All of the card networks have assigned numbers. The first digit is called the Major Industry Identifier and signifies the industry of the card issuer. The identifiers go from zero to nine and encompass various industries. If the card starts with a three, it's a travel and entertainment and financial services identifier, which is how American Express is classified. A four or five is from a banking and financial institution. If the card starts with a seven, it's a gas card.

The following digits then break down even further which type of card you have. If your card starts with a 51 to 55, you've got a MasterCard. Discover Cards have several designators, but if your card starts with a 6011, that's a way to tell you have Discover. Visas start with a four, and American Express cards start with a 34 or 37.

Beyond that, the digits do more to help each transaction route to the correct place. When the card is swiped, the system looks at each number in the IIN and is able to route the transaction to the correct card network and bank so that the bank can authorize the transaction.

In order for these numbers to function the way they do, they follow a standard created by the International Organization for Standardization. In the United States, the American Bankers Association is responsible for managing all bankcard numbers. "One element [for the standardization] is interoperability. It's a standardized account number that can be used in standard merchant systems," says Paterson.

The back of a credit card contains a magnetic stripe that contains account information, as well as security information. "There's a lot of data on the magnetic that the consumer can't see directly," says Paterson.

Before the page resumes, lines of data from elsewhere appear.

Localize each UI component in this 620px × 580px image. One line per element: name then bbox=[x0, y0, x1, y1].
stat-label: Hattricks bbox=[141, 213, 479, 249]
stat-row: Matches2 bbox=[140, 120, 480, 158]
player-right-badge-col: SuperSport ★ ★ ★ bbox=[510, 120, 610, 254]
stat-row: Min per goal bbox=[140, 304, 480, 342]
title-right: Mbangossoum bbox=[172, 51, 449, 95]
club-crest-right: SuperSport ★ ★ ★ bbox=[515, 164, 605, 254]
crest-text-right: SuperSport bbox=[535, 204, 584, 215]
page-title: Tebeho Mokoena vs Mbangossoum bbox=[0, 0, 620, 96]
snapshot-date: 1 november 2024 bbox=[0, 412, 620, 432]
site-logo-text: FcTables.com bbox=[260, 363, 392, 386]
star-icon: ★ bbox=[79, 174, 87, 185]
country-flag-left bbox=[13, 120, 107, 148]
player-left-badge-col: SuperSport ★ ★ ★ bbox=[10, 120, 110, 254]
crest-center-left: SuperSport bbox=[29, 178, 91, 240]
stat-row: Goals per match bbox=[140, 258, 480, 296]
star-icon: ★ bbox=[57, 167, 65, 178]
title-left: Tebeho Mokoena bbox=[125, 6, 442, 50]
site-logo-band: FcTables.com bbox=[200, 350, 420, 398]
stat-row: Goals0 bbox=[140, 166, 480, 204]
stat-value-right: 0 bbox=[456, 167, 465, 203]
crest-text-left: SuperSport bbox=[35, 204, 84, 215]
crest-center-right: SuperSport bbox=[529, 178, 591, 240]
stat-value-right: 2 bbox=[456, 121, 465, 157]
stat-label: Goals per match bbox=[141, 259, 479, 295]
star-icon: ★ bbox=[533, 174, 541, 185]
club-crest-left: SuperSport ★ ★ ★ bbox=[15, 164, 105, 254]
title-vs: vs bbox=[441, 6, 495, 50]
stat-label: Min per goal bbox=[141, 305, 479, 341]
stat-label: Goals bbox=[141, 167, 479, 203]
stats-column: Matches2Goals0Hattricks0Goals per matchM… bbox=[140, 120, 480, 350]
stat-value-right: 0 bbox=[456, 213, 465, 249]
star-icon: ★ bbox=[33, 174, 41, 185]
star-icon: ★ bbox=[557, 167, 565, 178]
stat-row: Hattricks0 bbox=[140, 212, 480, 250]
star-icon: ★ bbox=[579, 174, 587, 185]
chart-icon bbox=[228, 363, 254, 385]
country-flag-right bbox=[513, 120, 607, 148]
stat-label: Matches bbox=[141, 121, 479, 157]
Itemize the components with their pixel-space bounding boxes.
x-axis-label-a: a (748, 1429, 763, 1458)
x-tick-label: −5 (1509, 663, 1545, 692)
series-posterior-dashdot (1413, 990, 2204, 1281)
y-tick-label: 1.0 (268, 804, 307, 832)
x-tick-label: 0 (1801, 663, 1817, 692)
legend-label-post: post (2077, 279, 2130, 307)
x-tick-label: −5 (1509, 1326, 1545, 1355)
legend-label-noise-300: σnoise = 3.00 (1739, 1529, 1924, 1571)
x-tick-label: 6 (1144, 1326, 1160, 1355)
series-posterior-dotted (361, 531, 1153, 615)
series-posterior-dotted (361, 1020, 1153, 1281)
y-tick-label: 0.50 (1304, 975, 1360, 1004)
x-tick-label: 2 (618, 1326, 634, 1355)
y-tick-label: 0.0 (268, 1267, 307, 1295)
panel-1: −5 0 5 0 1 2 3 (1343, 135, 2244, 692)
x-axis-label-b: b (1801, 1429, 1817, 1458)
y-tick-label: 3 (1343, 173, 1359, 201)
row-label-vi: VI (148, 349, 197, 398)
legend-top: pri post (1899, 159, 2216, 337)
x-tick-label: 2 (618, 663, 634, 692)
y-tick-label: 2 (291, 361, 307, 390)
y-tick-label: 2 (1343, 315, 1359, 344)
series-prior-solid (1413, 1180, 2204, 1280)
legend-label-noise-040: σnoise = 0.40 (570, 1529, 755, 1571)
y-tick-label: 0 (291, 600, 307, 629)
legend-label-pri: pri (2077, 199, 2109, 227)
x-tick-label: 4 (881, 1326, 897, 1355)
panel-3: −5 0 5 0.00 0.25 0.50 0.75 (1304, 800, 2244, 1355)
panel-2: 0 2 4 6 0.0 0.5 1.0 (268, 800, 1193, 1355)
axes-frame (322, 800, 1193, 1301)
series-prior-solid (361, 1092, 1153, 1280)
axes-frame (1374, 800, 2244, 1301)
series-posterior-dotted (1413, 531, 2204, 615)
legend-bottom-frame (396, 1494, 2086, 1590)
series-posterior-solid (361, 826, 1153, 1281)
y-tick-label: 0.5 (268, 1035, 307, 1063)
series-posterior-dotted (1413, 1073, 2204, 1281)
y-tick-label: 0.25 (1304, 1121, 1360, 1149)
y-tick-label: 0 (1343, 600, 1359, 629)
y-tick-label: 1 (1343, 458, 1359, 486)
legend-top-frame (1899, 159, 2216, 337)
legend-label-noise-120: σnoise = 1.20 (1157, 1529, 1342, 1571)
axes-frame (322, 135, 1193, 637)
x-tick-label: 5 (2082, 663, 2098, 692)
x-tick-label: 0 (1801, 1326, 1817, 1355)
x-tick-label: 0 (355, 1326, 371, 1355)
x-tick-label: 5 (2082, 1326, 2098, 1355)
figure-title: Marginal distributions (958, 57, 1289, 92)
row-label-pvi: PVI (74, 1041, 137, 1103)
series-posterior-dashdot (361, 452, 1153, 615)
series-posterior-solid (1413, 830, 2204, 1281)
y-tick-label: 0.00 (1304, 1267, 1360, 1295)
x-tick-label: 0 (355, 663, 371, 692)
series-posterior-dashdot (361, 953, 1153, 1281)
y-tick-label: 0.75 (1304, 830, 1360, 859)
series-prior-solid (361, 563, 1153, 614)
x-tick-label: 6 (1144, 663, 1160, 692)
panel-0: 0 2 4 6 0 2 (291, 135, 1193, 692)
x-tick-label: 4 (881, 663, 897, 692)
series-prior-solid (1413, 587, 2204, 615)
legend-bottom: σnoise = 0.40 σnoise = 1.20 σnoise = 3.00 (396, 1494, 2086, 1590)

The back of the card also contains security features, including two security numbers known as CVV 1 and CVV 2. CVV stands for Card Verification Value and is a way to offer more security to the cardholder. The CVV 1 is encoded on the magnetic stripe and is checked during in-person transactions.

The CVV 2 number is the three-digit number located in the signature box on the back of the card. In the case of American Express, this is called the Card Identification number (CID) and is the four-digit number printed on the front of the card, above and to the right of the account number. Because the CID is not embossed and is printed directly on the card, one must have actual possession of the card in order to give out this number.

"It provides an independent number that's associated with the 16-digit account number," says Paterson. A stolen transaction might have the account number and expiration date, but they wouldn't have the CVV 2 number. Whoever is doing the transaction has the card in front of them and can flip it over [to verify the CVV 2 number]," says Paterson.

The CVV 2 number is reserved for use in "card not present" situations, or whenever you're conducting a transaction over the phone or online. Being able to give out that card number is a sign that you actually have the card on your person, rather than it being used by someone who's stolen it.

While you may think that the numbers on your credit card are simply a random assortment of digits, they do server a purpose more than just being your account number. They provide the means to make your credit card purchases happen, and they also give your card extra security to give you peace of mind.